Notieren Sie sich bereits beim ersten Anruf in der Facharztpraxis, dass eine Überweisung verlangt wird, und kümmern Sie sich anschließend sofort um den Schein. So vermeiden Sie Verzögerungen und stellen sicher, dass Ihre Behandlung reibungslos über die gesetzliche Krankenkasse abgerechnet werden kann.
Fazit
Der Hinweis auf eine notwendige Überweisung bedeutet, dass die Facharztpraxis Ihren Hausarzt oder eine andere überweisende Stelle in den Behandlungsweg einbeziehen möchte. Wer zuerst seine Hausarztpraxis kontaktiert und sich dort eine passende Überweisung ausstellen lässt, erhält meist schneller passende Termine und eine besser abgestimmte Versorgung. Klare Absprachen mit Hausarztpraxis, Facharztpraxis und Krankenkasse helfen, unnötige Wege und Missverständnisse zu vermeiden.

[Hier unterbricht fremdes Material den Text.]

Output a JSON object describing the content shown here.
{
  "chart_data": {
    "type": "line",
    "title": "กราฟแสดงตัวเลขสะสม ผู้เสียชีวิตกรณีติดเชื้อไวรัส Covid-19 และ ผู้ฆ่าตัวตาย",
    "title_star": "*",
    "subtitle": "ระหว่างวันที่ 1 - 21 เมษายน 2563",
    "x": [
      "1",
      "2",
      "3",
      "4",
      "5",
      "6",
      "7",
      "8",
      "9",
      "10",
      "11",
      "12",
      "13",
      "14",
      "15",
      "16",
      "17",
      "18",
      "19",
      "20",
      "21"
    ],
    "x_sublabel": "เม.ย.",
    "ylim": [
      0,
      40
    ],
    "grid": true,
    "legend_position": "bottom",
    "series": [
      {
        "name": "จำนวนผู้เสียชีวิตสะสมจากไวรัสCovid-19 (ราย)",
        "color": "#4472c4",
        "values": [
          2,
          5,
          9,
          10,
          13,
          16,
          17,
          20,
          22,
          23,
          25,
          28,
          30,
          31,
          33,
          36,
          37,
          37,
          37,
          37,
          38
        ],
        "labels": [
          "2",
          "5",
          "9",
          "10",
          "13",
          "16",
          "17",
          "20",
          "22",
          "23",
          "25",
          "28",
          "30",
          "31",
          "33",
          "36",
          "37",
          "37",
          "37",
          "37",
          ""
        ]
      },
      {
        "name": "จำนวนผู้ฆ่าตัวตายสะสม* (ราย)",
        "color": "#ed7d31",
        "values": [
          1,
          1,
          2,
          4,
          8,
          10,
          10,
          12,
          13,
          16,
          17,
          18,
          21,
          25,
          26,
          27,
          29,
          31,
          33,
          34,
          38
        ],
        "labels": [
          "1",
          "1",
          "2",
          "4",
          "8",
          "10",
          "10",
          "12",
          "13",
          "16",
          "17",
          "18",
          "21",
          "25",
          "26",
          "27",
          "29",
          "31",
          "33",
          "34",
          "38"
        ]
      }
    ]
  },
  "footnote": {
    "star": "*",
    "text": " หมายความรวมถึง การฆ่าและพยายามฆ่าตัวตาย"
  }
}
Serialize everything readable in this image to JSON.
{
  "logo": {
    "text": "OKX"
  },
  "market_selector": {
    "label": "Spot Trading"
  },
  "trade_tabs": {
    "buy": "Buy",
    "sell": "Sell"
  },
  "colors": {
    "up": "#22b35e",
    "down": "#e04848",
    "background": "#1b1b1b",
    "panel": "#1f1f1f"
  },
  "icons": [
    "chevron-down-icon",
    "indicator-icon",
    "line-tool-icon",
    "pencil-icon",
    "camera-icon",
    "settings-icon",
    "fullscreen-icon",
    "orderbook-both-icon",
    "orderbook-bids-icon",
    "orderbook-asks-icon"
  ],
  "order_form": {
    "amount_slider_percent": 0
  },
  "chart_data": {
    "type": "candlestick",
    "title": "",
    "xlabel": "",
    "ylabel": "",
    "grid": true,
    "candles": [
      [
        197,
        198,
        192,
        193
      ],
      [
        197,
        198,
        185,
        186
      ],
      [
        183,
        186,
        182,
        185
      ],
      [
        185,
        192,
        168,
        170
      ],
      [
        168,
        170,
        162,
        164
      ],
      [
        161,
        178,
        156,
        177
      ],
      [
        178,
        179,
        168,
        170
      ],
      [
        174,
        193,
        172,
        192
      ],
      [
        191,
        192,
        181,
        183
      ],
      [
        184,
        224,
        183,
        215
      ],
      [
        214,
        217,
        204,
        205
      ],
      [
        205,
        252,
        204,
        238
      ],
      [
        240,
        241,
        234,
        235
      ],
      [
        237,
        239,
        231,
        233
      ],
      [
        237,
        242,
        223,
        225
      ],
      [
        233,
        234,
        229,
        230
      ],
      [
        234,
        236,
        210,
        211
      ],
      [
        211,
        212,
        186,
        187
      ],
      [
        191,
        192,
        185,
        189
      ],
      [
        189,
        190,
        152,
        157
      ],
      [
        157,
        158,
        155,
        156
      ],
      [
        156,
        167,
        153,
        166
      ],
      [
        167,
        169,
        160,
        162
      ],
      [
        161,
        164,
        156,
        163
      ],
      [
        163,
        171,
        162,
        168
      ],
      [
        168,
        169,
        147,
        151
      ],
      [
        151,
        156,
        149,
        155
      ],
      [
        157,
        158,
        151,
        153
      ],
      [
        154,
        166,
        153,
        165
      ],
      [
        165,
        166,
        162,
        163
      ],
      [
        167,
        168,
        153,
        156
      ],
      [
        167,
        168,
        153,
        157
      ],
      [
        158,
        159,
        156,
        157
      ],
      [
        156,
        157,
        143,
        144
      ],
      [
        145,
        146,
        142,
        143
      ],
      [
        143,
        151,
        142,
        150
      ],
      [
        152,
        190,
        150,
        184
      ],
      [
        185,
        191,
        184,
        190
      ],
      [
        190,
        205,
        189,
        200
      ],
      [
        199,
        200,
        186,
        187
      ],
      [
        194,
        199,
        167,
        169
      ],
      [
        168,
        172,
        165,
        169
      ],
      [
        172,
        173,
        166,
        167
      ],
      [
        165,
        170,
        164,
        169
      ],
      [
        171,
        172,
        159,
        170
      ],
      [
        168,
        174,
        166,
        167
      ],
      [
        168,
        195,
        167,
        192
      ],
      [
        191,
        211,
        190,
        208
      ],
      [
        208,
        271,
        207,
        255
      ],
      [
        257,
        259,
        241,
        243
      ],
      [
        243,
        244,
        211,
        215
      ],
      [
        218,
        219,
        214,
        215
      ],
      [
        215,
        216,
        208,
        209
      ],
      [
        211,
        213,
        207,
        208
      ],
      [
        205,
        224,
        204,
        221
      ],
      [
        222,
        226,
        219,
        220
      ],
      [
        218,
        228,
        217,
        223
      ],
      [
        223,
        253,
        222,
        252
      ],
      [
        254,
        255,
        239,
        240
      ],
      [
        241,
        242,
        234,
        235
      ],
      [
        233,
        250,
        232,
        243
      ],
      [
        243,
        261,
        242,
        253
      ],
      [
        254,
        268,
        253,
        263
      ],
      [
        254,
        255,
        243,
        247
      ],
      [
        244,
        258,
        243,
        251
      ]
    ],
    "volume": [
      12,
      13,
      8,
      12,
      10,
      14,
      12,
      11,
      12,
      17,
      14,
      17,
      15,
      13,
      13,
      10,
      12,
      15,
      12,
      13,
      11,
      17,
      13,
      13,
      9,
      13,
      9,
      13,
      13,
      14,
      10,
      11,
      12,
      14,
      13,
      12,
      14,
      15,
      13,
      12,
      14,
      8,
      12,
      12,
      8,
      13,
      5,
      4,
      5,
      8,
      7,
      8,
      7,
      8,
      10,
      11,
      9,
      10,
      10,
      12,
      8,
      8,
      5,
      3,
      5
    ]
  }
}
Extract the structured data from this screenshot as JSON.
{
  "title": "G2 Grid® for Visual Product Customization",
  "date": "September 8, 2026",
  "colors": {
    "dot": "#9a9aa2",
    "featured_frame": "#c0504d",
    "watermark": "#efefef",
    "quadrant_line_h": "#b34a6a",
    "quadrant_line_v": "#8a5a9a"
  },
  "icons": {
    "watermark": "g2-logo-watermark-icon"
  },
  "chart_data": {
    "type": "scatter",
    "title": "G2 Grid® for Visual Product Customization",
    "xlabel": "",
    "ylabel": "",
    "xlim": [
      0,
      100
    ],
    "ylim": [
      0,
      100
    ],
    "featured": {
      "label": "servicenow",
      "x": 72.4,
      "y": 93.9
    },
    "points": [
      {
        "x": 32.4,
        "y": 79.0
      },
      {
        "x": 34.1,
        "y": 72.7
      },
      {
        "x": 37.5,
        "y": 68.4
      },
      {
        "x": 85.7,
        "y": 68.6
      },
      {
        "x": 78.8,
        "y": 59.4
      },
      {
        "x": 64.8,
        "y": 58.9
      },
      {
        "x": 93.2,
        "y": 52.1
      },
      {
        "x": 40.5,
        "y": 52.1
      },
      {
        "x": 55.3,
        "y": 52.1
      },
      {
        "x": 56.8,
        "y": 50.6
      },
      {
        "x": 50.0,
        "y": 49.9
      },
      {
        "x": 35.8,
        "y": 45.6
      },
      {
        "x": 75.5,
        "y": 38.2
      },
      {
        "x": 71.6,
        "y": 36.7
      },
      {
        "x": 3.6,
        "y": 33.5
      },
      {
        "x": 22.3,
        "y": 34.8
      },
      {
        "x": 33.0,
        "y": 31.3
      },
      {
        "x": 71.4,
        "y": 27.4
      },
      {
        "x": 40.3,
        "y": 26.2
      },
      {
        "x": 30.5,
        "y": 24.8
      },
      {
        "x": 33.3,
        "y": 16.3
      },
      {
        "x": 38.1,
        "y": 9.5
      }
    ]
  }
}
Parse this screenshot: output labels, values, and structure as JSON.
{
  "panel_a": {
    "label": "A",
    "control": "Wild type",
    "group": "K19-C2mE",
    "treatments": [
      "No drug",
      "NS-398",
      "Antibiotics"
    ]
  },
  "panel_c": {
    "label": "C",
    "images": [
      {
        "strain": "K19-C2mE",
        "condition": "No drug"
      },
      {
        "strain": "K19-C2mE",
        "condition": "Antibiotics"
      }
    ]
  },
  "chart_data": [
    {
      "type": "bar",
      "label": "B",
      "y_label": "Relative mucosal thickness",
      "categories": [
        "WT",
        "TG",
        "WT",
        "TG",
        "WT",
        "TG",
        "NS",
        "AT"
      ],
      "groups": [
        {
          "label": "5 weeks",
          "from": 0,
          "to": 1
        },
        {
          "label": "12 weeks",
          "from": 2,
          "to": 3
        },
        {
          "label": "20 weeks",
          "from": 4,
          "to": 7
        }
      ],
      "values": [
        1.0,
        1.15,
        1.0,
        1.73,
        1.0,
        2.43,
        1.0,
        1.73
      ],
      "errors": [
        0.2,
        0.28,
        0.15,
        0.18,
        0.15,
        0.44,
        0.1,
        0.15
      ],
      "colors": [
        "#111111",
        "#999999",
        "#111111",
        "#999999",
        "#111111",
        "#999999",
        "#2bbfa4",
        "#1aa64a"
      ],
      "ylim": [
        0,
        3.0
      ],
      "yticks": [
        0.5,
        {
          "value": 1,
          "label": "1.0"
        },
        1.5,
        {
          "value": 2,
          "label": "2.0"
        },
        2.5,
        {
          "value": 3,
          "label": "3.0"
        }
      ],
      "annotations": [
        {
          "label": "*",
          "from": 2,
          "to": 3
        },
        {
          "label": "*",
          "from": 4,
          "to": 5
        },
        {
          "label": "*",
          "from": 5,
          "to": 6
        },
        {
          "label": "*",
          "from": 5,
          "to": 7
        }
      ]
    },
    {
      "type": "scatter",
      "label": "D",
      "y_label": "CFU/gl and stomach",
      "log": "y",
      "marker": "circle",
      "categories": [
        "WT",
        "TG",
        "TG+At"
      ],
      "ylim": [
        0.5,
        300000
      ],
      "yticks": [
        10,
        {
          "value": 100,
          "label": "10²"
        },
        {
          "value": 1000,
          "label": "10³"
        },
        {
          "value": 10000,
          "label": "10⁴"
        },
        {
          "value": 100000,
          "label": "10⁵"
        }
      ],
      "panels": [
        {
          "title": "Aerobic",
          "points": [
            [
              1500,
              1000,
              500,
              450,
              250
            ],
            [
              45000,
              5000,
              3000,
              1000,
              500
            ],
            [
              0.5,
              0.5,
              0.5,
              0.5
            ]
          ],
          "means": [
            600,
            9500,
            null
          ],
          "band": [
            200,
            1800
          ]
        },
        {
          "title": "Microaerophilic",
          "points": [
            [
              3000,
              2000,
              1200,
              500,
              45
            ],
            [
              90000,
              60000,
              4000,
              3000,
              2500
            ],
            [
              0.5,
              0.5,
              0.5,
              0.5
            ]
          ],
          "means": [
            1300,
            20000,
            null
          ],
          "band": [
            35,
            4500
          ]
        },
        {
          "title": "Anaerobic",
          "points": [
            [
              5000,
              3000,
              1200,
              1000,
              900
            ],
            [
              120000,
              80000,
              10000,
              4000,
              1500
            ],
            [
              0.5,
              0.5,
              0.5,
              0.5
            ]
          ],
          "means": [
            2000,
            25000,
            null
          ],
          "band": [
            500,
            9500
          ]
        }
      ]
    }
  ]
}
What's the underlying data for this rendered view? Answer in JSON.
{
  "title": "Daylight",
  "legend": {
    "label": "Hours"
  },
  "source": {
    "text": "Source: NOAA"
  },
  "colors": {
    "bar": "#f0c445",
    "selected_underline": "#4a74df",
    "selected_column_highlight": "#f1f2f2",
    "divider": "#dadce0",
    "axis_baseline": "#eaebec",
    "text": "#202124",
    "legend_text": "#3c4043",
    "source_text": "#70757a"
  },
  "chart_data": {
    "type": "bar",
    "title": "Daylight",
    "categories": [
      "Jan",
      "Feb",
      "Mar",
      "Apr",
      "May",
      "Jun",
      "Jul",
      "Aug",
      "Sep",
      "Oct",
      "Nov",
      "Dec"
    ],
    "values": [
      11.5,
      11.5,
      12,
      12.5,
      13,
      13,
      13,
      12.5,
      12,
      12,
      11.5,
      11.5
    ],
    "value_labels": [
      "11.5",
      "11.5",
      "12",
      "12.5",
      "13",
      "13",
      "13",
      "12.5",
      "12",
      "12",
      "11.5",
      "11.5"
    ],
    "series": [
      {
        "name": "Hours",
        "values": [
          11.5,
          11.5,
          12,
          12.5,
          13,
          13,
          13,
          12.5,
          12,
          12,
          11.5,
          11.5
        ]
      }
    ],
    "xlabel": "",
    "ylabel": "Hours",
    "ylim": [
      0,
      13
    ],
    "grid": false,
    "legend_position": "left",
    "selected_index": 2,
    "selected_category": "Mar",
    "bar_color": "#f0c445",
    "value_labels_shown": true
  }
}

Gute Darstellung, weil die wichtigsten Punkte schnell greifbar werden.
Besonders hilfreich ist, dass nicht nur das Ergebnis, sondern auch die Einordnung mitgedacht wird.
Der Beitrag hilft gut dabei, Überweis realistisch einzuordnen, bevor man voreilig Schlüsse zieht.
Wenn du zwischen zwei Varianten schwankst, ist Praxi oft der Punkt, an dem sich die Entscheidung klärt.
Wenn du schon durch bist: Was würdest du beim nächsten Mal als Erstes anders machen?
Wie sieht deine Ausgangslage dazu aus – und an welchem Punkt warst du dir am unsichersten?
Wenn du gerade an dem Thema dran bist, poste gern kurz, was bei dir gut funktioniert hat – oder was noch offen ist.
Wenn du möchtest, nenne kurz deine Ausgangslage – dann können andere besser vergleichen, ob es bei ihnen ähnlich ist.